La Megalópolis de Coppola es más un delirio que una película

La Megalópolis de Coppola es más un delirio que una película
La Megalópolis de Coppola es más un delirio que una película

Megalópolis fue la película más esperada de esta 77ª edición del Festival de Cine de Cannes. No sólo porque anota el gran regreso cinematográfico de Francis Ford Coppola -últimamente más prolífico como productor que como director- sino porque él mismo ha creado un considerable “hype” hablando de ello durante muchos años. Un proyecto sobre el que ha estado reflexionando incansablemente desde los años 80, sin encontrar nunca productores dispuestos a apostar por él. Al final decidió producirlo él mismo, además de dirigirlo y, lamentablemente, escribirlo él mismo. El resultado es un testamento cinematográfico que sólo un cineasta salvaje de 85 años enamorado del amor y de la utopía de cambiar el mundo podría haber concebido.

Pero empecemos por el principio, es decir, desde paralelo explícito entre la América actual y la antigua Roma. ¿Acabaremos también nosotros víctimas del poder de unos pocos hombres insaciables como los antiguos romanos? Coppola hace esta pregunta al espectador y la repite a lo largo de la película. Al principio parece una película de ciencia ficción.con Adam Driver a punto de saltar desde lo alto de un edificio tipo Chrysler Building y luego gritar: “parada del tiempo“. Parece una película sobre el poder de detener el tiempo, pero inmediatamente se convierte en una película de gánsteres inspirado en los acontecimientos (y los nombres y las costumbres) de la antigua Roma. Partidos promiscuos y disolutos, un “odio y amo” Catuliano tocaba fuera de un club nocturno, la corrupción rampante. En el centro de la historia, dos hombres de poder se enfrentan: por un lado, el arquitecto progresista Cesare Catilina, interpretado por Adam Driver, por el otro, el alcalde conservador Cicerone, alias Giancarlo Espósito. En el medio está la dulce Julia (Nathalie Emmanuel), la hija del segundo atraída por el primero, disputada entre los dos. Quienes miran pronto descubrirán la naturaleza híbrida y multifacética de una película que nunca podrá ser catalogada y captada: esta es la fuerza y ​​la debilidad de Megalópolis, una mezcla indefinible de todo, como el material imaginativo que cuenta. Eso es el “megalón“, material aún por descubrir con el que Catilina pretende refundar una nueva Roma y conducir a la sociedad hacia la utopía de un mundo mejor.

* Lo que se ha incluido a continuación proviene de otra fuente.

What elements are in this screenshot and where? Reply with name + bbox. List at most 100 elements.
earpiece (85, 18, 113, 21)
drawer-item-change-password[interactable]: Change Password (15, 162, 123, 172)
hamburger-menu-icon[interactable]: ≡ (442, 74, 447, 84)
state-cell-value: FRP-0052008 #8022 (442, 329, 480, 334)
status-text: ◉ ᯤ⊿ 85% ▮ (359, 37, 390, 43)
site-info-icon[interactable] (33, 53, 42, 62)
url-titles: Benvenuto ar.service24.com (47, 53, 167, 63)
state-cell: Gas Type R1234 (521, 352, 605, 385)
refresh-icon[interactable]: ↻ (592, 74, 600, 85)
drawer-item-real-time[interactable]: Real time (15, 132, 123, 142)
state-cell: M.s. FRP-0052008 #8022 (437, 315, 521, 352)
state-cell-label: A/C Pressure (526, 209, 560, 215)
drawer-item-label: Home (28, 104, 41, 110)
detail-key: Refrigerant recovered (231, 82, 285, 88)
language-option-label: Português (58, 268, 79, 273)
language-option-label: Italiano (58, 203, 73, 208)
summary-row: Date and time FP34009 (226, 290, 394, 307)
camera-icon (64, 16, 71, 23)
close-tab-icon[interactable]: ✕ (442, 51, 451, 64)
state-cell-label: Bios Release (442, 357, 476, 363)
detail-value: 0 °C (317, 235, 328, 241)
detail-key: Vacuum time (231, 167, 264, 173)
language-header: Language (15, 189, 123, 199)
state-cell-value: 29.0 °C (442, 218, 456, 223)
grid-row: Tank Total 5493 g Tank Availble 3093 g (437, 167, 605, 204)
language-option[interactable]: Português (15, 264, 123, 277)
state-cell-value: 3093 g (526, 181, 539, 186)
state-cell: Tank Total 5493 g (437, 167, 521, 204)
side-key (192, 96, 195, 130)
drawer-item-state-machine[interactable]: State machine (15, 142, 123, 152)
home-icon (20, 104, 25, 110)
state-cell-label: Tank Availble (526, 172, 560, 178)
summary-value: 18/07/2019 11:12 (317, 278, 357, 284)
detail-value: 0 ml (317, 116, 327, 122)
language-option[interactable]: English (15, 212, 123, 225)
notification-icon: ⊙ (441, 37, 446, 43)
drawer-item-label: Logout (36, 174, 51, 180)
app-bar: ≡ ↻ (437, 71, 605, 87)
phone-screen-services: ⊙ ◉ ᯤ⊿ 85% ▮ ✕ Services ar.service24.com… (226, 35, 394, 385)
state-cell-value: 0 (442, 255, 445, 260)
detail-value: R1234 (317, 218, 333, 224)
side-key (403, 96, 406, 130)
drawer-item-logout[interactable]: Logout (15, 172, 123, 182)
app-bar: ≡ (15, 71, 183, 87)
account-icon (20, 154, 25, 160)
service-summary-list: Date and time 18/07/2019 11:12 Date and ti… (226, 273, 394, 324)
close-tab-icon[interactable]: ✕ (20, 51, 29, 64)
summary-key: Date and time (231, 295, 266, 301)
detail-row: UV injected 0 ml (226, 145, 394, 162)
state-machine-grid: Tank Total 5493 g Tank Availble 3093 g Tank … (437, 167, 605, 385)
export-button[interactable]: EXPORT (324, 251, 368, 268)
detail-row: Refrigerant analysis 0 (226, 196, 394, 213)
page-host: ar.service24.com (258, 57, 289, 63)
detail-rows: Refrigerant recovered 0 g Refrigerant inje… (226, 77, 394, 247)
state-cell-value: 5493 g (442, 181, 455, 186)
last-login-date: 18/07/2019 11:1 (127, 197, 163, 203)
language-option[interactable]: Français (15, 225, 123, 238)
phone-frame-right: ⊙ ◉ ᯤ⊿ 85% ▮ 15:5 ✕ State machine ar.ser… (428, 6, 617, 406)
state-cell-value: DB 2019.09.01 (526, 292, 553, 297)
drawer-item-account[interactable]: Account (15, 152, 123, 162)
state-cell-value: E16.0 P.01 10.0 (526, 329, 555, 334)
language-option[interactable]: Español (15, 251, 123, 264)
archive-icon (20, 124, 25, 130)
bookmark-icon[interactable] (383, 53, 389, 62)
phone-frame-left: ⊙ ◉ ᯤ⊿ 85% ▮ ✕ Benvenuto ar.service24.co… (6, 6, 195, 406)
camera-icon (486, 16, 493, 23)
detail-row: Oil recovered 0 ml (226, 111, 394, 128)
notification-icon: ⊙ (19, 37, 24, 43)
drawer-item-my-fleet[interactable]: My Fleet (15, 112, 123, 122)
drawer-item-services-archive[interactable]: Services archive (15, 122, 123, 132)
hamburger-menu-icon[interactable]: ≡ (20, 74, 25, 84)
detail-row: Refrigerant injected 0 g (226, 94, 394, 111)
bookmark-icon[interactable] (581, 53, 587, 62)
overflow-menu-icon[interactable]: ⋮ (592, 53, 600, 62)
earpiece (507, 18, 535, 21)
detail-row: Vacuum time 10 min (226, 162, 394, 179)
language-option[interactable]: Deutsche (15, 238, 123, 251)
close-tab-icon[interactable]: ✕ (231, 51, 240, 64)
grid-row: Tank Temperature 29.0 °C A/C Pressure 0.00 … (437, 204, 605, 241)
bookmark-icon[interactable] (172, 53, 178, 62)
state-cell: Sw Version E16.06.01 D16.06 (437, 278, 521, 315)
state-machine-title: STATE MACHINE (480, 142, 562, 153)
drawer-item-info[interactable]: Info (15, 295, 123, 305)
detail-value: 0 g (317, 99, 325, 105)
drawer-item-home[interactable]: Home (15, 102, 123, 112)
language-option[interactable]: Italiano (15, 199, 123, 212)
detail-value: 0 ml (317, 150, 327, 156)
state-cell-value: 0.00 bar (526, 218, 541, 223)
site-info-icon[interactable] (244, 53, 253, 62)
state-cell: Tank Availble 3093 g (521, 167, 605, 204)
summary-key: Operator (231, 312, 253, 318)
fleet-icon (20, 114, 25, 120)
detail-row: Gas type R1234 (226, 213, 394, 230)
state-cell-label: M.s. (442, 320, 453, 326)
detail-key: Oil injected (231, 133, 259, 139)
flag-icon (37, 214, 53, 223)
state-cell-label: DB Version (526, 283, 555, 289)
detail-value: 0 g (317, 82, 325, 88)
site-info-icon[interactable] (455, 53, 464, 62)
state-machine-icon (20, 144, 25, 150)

Si se hubiera mantenido coherente con la idea de un película de gánsteres Inspirado en las perversas conspiraciones de la antigua Roma, incluidas carreras de carros, luchas de gladiadores, vestales falsas y matronas arribistas sedientas de poder, con un toque de ciencia ficción solo para borrar los límites entre el pasado y el futuro, Megalópolis hubiera funcionado. Habríamos suspendido el juicio sobre la relectura americana de la historia romana, completa con errores más o menos deliberados (como el pulverizador pronunciado “pulga”) y la habríamos acogido como una poderosa película manifiesto, gracias a la discurso sobre el despertar de las conciencias que conscientemente lleva adelante. Lamentablemente, sin embargo, una digresión sentimental, comprensible a nivel humano, se abre como un abismo (la película está dedicada a Eleanor Coppola, la esposa del cineasta recientemente fallecido) pero no artístico, porque perturba la trama y descarrila la película en otros lugares. La historia se aplana en la exploración de un triángulo sentimental (él, ella y su padre, ¿quién ganará?), con derivas narrativas y visuales que mezclan aleatoriamente realidad y ciencia ficción, animación y materiales de archivo. El tono de la película sube justo cuando trata temas políticos, con uno Shia LaBeouf en estado de gracia como el loco Clodio, populista histriónico y conspirador hambriento de poder que logrará arrebatarle el banco a su viejo tío Craso. Y de nuevo las porras, las protestas por la crisis inmobiliaria, Una América reducida a la pobreza. de la corrupción y la sed de poder.

Adam Driver, cuando no está interpretando monólogos de Shakespeare, actúa como portavoz del propio Coppola: “Tenemos la obligación de hacer preguntas y la necesidad de un debate sobre el futuro en el que todos deben participar“. Noble intención, para un caldero de imágenes y narrativas descompuestas, delirantes, anárquicas, a veces visualmente poderoso, a veces involuntariamente cómico, que sin duda revela la energía creativa ilimitada de un maestro del cine al que algún día extrañaremos. Porque, como dice Lawrence Fishburne en la película, “El tiempo no espera a nadie, absolutamente a nadie.“.